Jews, more than any people, should object (and do!) to what Israel is doing in the occupied territories.
I was raised in a Christian family with little contact with Jews until I was a teenager. As I grew up, however, I enjoyed history and my impression, which grew stronger the more I read, was that wherever someone was in trouble, often beyond hope, there might well appear a Jew to help. Your sermon makes me realize the basis for acts that had led to my impression – a fundamental philosophy that you describe so well. No wonder a Jew might well step forward when there was nothing material to gain and the life or reputation of a person was at stake.
In recent years my positive impression of Judaism has not weakened, but my unquestioning positive regard for all who call themselves Jewish has been tested by Israeli policies. For too long I have done nothing to aid those who, in the occupied territories, are completely at the mercy of a people I had always considered the most merciful.

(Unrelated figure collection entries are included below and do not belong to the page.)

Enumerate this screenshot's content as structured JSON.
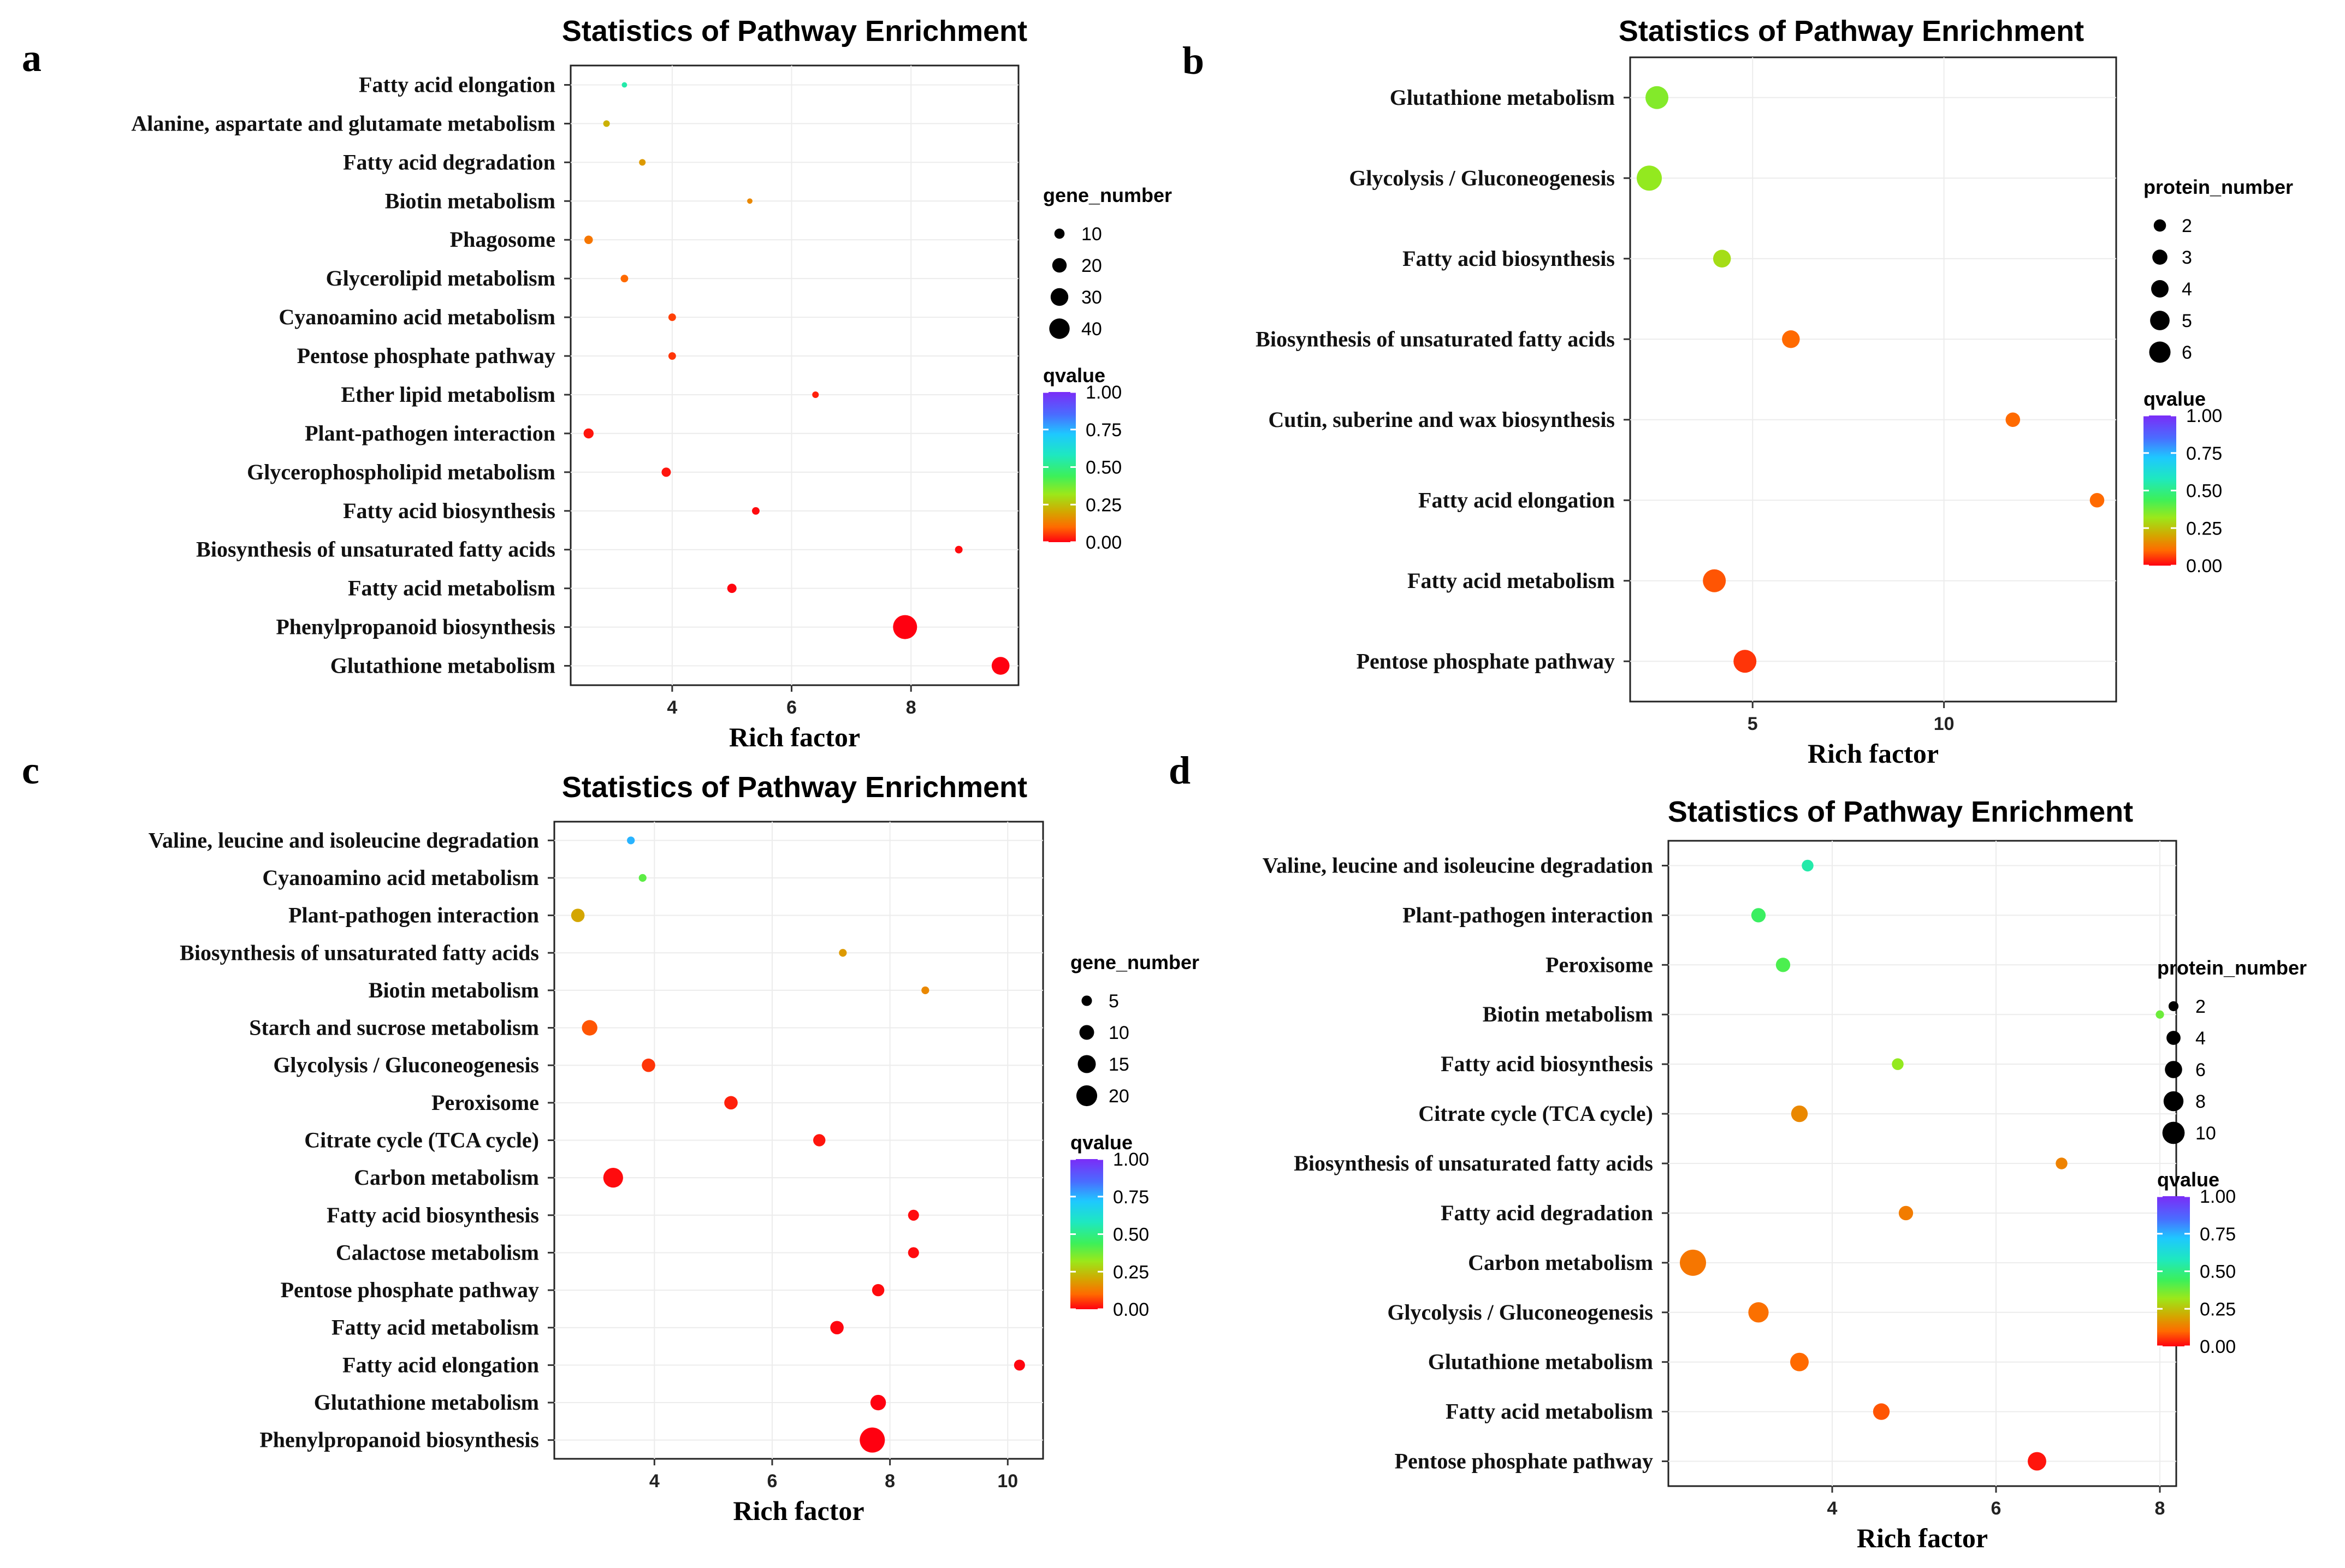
{
  "chart_data": [
    {
      "type": "scatter",
      "panel": "a",
      "title": "Statistics of Pathway Enrichment",
      "xlabel": "Rich factor",
      "ylabel": "",
      "x_ticks": [
        4,
        6,
        8
      ],
      "xlim": [
        2.3,
        9.8
      ],
      "grid": true,
      "legend_position": "right",
      "size_legend": {
        "title": "gene_number",
        "values": [
          10,
          20,
          30,
          40
        ],
        "labels": [
          "10",
          "20",
          "30",
          "40"
        ]
      },
      "color_legend": {
        "title": "qvalue",
        "ticks": [
          1.0,
          0.75,
          0.5,
          0.25,
          0.0
        ],
        "labels": [
          "1.00",
          "0.75",
          "0.50",
          "0.25",
          "0.00"
        ]
      },
      "points": [
        {
          "pathway": "Fatty acid elongation",
          "rich_factor": 3.2,
          "size": 2,
          "qvalue": 0.55
        },
        {
          "pathway": "Alanine, aspartate and glutamate metabolism",
          "rich_factor": 2.9,
          "size": 3,
          "qvalue": 0.22
        },
        {
          "pathway": "Fatty acid degradation",
          "rich_factor": 3.5,
          "size": 3,
          "qvalue": 0.18
        },
        {
          "pathway": "Biotin metabolism",
          "rich_factor": 5.3,
          "size": 2,
          "qvalue": 0.15
        },
        {
          "pathway": "Phagosome",
          "rich_factor": 2.6,
          "size": 5,
          "qvalue": 0.12
        },
        {
          "pathway": "Glycerolipid metabolism",
          "rich_factor": 3.2,
          "size": 4,
          "qvalue": 0.1
        },
        {
          "pathway": "Cyanoamino acid metabolism",
          "rich_factor": 4.0,
          "size": 4,
          "qvalue": 0.06
        },
        {
          "pathway": "Pentose phosphate pathway",
          "rich_factor": 4.0,
          "size": 4,
          "qvalue": 0.05
        },
        {
          "pathway": "Ether lipid metabolism",
          "rich_factor": 6.4,
          "size": 3,
          "qvalue": 0.03
        },
        {
          "pathway": "Plant-pathogen interaction",
          "rich_factor": 2.6,
          "size": 7,
          "qvalue": 0.02
        },
        {
          "pathway": "Glycerophospholipid metabolism",
          "rich_factor": 3.9,
          "size": 6,
          "qvalue": 0.02
        },
        {
          "pathway": "Fatty acid biosynthesis",
          "rich_factor": 5.4,
          "size": 4,
          "qvalue": 0.01
        },
        {
          "pathway": "Biosynthesis of unsaturated fatty acids",
          "rich_factor": 8.8,
          "size": 4,
          "qvalue": 0.01
        },
        {
          "pathway": "Fatty acid metabolism",
          "rich_factor": 5.0,
          "size": 6,
          "qvalue": 0.005
        },
        {
          "pathway": "Phenylpropanoid biosynthesis",
          "rich_factor": 7.9,
          "size": 40,
          "qvalue": 0.0
        },
        {
          "pathway": "Glutathione metabolism",
          "rich_factor": 9.5,
          "size": 22,
          "qvalue": 0.0
        }
      ]
    },
    {
      "type": "scatter",
      "panel": "b",
      "title": "Statistics of Pathway Enrichment",
      "xlabel": "Rich factor",
      "ylabel": "",
      "x_ticks": [
        5,
        10
      ],
      "xlim": [
        1.8,
        14.5
      ],
      "grid": true,
      "legend_position": "right",
      "size_legend": {
        "title": "protein_number",
        "values": [
          2,
          3,
          4,
          5,
          6
        ],
        "labels": [
          "2",
          "3",
          "4",
          "5",
          "6"
        ]
      },
      "color_legend": {
        "title": "qvalue",
        "ticks": [
          1.0,
          0.75,
          0.5,
          0.25,
          0.0
        ],
        "labels": [
          "1.00",
          "0.75",
          "0.50",
          "0.25",
          "0.00"
        ]
      },
      "points": [
        {
          "pathway": "Glutathione metabolism",
          "rich_factor": 2.5,
          "size": 5,
          "qvalue": 0.35
        },
        {
          "pathway": "Glycolysis / Gluconeogenesis",
          "rich_factor": 2.3,
          "size": 6,
          "qvalue": 0.33
        },
        {
          "pathway": "Fatty acid biosynthesis",
          "rich_factor": 4.2,
          "size": 3,
          "qvalue": 0.3
        },
        {
          "pathway": "Biosynthesis of unsaturated fatty acids",
          "rich_factor": 6.0,
          "size": 3,
          "qvalue": 0.1
        },
        {
          "pathway": "Cutin, suberine and wax biosynthesis",
          "rich_factor": 11.8,
          "size": 2,
          "qvalue": 0.1
        },
        {
          "pathway": "Fatty acid elongation",
          "rich_factor": 14.0,
          "size": 2,
          "qvalue": 0.1
        },
        {
          "pathway": "Fatty acid metabolism",
          "rich_factor": 4.0,
          "size": 5,
          "qvalue": 0.08
        },
        {
          "pathway": "Pentose phosphate pathway",
          "rich_factor": 4.8,
          "size": 5,
          "qvalue": 0.05
        }
      ]
    },
    {
      "type": "scatter",
      "panel": "c",
      "title": "Statistics of Pathway Enrichment",
      "xlabel": "Rich factor",
      "ylabel": "",
      "x_ticks": [
        4,
        6,
        8,
        10
      ],
      "xlim": [
        2.3,
        10.6
      ],
      "grid": true,
      "legend_position": "right",
      "size_legend": {
        "title": "gene_number",
        "values": [
          5,
          10,
          15,
          20
        ],
        "labels": [
          "5",
          "10",
          "15",
          "20"
        ]
      },
      "color_legend": {
        "title": "qvalue",
        "ticks": [
          1.0,
          0.75,
          0.5,
          0.25,
          0.0
        ],
        "labels": [
          "1.00",
          "0.75",
          "0.50",
          "0.25",
          "0.00"
        ]
      },
      "points": [
        {
          "pathway": "Valine, leucine and isoleucine degradation",
          "rich_factor": 3.6,
          "size": 2,
          "qvalue": 0.75
        },
        {
          "pathway": "Cyanoamino acid metabolism",
          "rich_factor": 3.8,
          "size": 2,
          "qvalue": 0.4
        },
        {
          "pathway": "Plant-pathogen interaction",
          "rich_factor": 2.7,
          "size": 6,
          "qvalue": 0.2
        },
        {
          "pathway": "Biosynthesis of unsaturated fatty acids",
          "rich_factor": 7.2,
          "size": 2,
          "qvalue": 0.18
        },
        {
          "pathway": "Biotin metabolism",
          "rich_factor": 8.6,
          "size": 2,
          "qvalue": 0.15
        },
        {
          "pathway": "Starch and sucrose metabolism",
          "rich_factor": 2.9,
          "size": 8,
          "qvalue": 0.08
        },
        {
          "pathway": "Glycolysis / Gluconeogenesis",
          "rich_factor": 3.9,
          "size": 6,
          "qvalue": 0.05
        },
        {
          "pathway": "Peroxisome",
          "rich_factor": 5.3,
          "size": 6,
          "qvalue": 0.03
        },
        {
          "pathway": "Citrate cycle (TCA cycle)",
          "rich_factor": 6.8,
          "size": 5,
          "qvalue": 0.02
        },
        {
          "pathway": "Carbon metabolism",
          "rich_factor": 3.3,
          "size": 13,
          "qvalue": 0.01
        },
        {
          "pathway": "Fatty acid biosynthesis",
          "rich_factor": 8.4,
          "size": 4,
          "qvalue": 0.01
        },
        {
          "pathway": "Calactose metabolism",
          "rich_factor": 8.4,
          "size": 4,
          "qvalue": 0.01
        },
        {
          "pathway": "Pentose phosphate pathway",
          "rich_factor": 7.8,
          "size": 5,
          "qvalue": 0.01
        },
        {
          "pathway": "Fatty acid metabolism",
          "rich_factor": 7.1,
          "size": 6,
          "qvalue": 0.005
        },
        {
          "pathway": "Fatty acid elongation",
          "rich_factor": 10.2,
          "size": 4,
          "qvalue": 0.005
        },
        {
          "pathway": "Glutathione metabolism",
          "rich_factor": 7.8,
          "size": 8,
          "qvalue": 0.0
        },
        {
          "pathway": "Phenylpropanoid biosynthesis",
          "rich_factor": 7.7,
          "size": 21,
          "qvalue": 0.0
        }
      ]
    },
    {
      "type": "scatter",
      "panel": "d",
      "title": "Statistics of Pathway Enrichment",
      "xlabel": "Rich factor",
      "ylabel": "",
      "x_ticks": [
        4,
        6,
        8
      ],
      "xlim": [
        2.0,
        8.2
      ],
      "grid": true,
      "legend_position": "right",
      "size_legend": {
        "title": "protein_number",
        "values": [
          2,
          4,
          6,
          8,
          10
        ],
        "labels": [
          "2",
          "4",
          "6",
          "8",
          "10"
        ]
      },
      "color_legend": {
        "title": "qvalue",
        "ticks": [
          1.0,
          0.75,
          0.5,
          0.25,
          0.0
        ],
        "labels": [
          "1.00",
          "0.75",
          "0.50",
          "0.25",
          "0.00"
        ]
      },
      "points": [
        {
          "pathway": "Valine, leucine and isoleucine degradation",
          "rich_factor": 3.7,
          "size": 2,
          "qvalue": 0.55
        },
        {
          "pathway": "Plant-pathogen interaction",
          "rich_factor": 3.1,
          "size": 3,
          "qvalue": 0.45
        },
        {
          "pathway": "Peroxisome",
          "rich_factor": 3.4,
          "size": 3,
          "qvalue": 0.42
        },
        {
          "pathway": "Biotin metabolism",
          "rich_factor": 8.0,
          "size": 1,
          "qvalue": 0.38
        },
        {
          "pathway": "Fatty acid biosynthesis",
          "rich_factor": 4.8,
          "size": 2,
          "qvalue": 0.33
        },
        {
          "pathway": "Citrate cycle (TCA cycle)",
          "rich_factor": 3.6,
          "size": 4,
          "qvalue": 0.15
        },
        {
          "pathway": "Biosynthesis of unsaturated fatty acids",
          "rich_factor": 6.8,
          "size": 2,
          "qvalue": 0.14
        },
        {
          "pathway": "Fatty acid degradation",
          "rich_factor": 4.9,
          "size": 3,
          "qvalue": 0.13
        },
        {
          "pathway": "Carbon metabolism",
          "rich_factor": 2.3,
          "size": 10,
          "qvalue": 0.12
        },
        {
          "pathway": "Glycolysis / Gluconeogenesis",
          "rich_factor": 3.1,
          "size": 6,
          "qvalue": 0.11
        },
        {
          "pathway": "Glutathione metabolism",
          "rich_factor": 3.6,
          "size": 5,
          "qvalue": 0.1
        },
        {
          "pathway": "Fatty acid metabolism",
          "rich_factor": 4.6,
          "size": 4,
          "qvalue": 0.08
        },
        {
          "pathway": "Pentose phosphate pathway",
          "rich_factor": 6.5,
          "size": 5,
          "qvalue": 0.02
        }
      ]
    }
  ]
}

I believe that we should take as a first truth that, for good or bad, each of us is equally a human being. There is no guarantee of good behavior because we come from one group or another. The most powerful emphasis on doing right can be resolutely ignored by anyone. The Lebanese militias of the late 1970′s that called themselves Christian were no less driven by hatred and prone to violence than their adversaries.
We all should be judged by what we do, not by any claims based on our heritage or family or wealth. May the wisdom in your sermon be widely heard. The opportunity to be a mentsh happens frequently for those who are able to see it. It’s the best kind of opportunity that can knock.